Tuesday, May 26, 2015

The Guy Who Loved Video Games



A student in one of my first-year writing classes wrote an essay on the debate between PC and console gaming, and a damned good essay it was.  It wasn’t a typical essay, though: he cited the advantages and disadvantages of each argument before explaining how ridiculous it was to argue these differences at all, and ended with a page full of happy gaming memories playing Call of Duty on couches with friends and trying to beat the original Super Mario Bros. on his grandmother’s old tube TV.  It’s not about asserting one platform’s superiority, these anecdotes implied, but about the fun you have playing the game.

“So, I didn’t really get which side you were on,” a girl in our peer conference admitted.  “Do you prefer PCs, or consoles?”

There were four of us in the classroom, the student who’d written the essay, his two groupmates, and me, the teacher running the show.  The other girl in the group admitted to knowing nothing about video games and also being confused about what the writer’s opinion was, having completely missed the significance of the happy gaming memories.  This placed me in an awkward position as the authority figure: if I felt the original ending forged a moment of great significance, but others had missed its meaning entirely, could the ending be considered effective?

I slouched in my plastic chairdesk and looked at the ending again: it was poignant, well-written, and evocative, while never quite spelling out in an obvious manner what the writer wanted to say—he was more subtle than that.  Still, two out of three readers had weighed in with their confusion. 

“As a writer,” I began when it came my moment to speak, “you have to consider your audience.  Every reader reads differently, and every reader will pick up different aspects of a piece depending on their experiences.  If something you’re trying to say isn’t coming across to two-thirds of the group [and here I let hang the unspoken implication that this was a very large percentage] then you might want to think about stating your point more clearly.”
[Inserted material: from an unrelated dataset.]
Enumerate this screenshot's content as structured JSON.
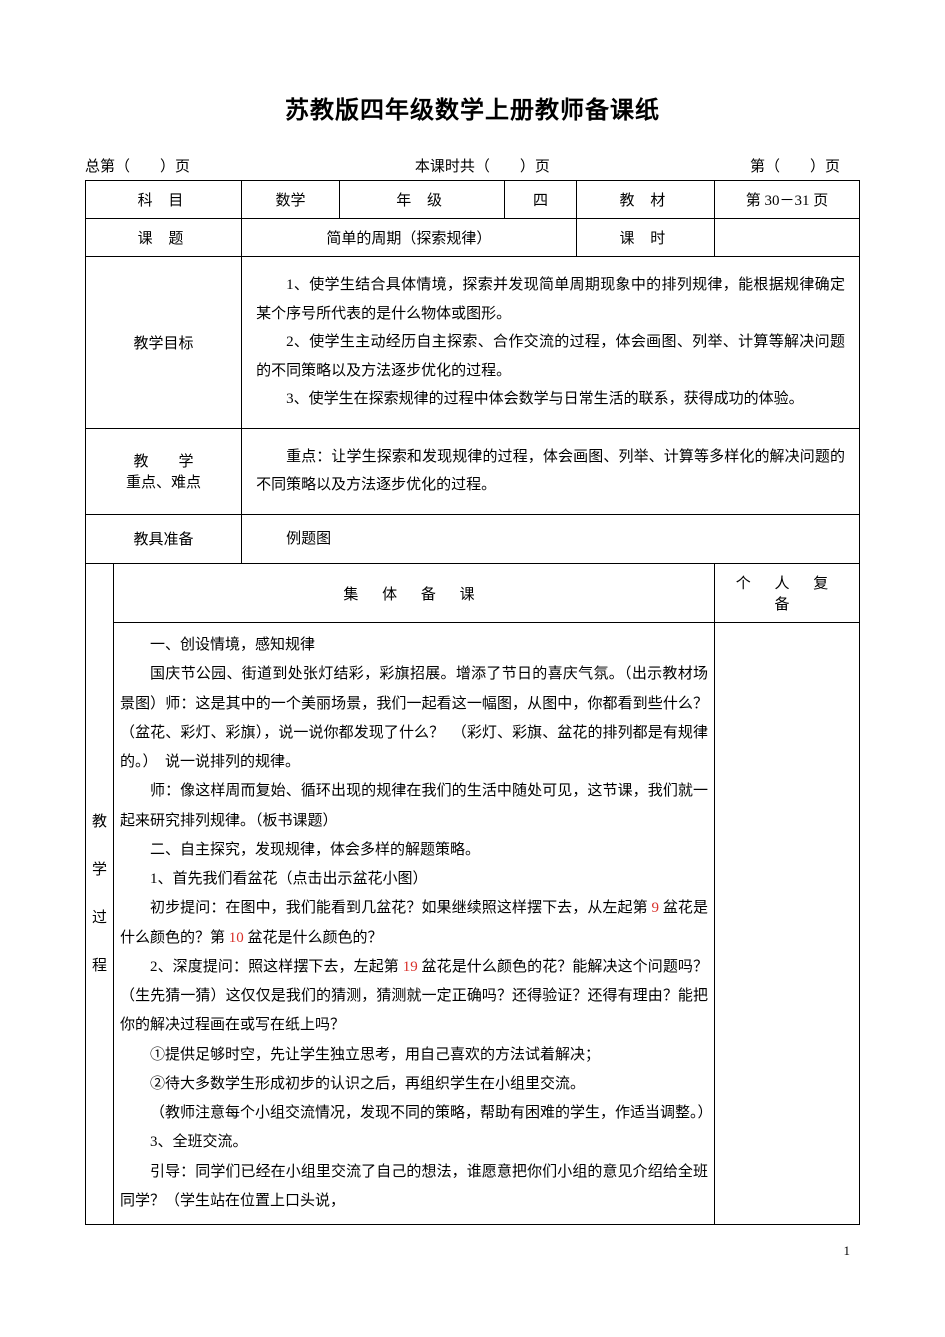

And that was all—we then moved on to an essay about Christian stereotypes.

All day I thought about what I’d said, how I’d encouraged this young writer who’d written a damned good essay to compromise his vision because two classmates who’d never played a video game and had probably skimmed the essay the night before didn’t understand it.  The ending was valuable for its subtlety—it had made readers realize for themselves how ridiculous the PC-console debate was—and here I was, an authority figure who held the power to grant this student a letter grade telling him to bow to the whims of a few readers he wasn’t even reaching out to.  I hadn’t said this directly, but I’d pressured him to follow the mainstream—to do what everyone else wanted.

So I wrote the student an e-mail.  It was a medium-length e-mail, sent late at night, with a sincerity I hadn’t shown in the classroom fourteen hours before.  It said that he’d received some opinions from his readers, but that only he, the writer, could decide how valuable these opinions were.  Did he want to write an essay that spelled things out in simple terms, or did he want his readers to think for themselves?  It was a choice he had to make.

I felt a lot better after writing that, and the student did too—he replied saying he was glad to hear I’d liked his original ending, and that now that he had my approval he planned on keeping it.  It was a victory for artists and independent thinkers everywhere.

I wonder now, though, what kind of path I’d set him on, and whether he was prepared to face the challenges of arguing for what you know is right despite the put-downs of the majority.  I think about this path and how difficult it is, how many nagging voices come at us from groupmates and authority figures, how often these people tell us what we’re doing isn’t working or is just plain wrong.  I think about how sticking to an unpopular vision is one of the most difficult choices in the world to make, but it’s where great art comes from, because the ideas that get remembered are always the ones that break free from the mainstream.

Fuck if it isn’t a difficult struggle, though.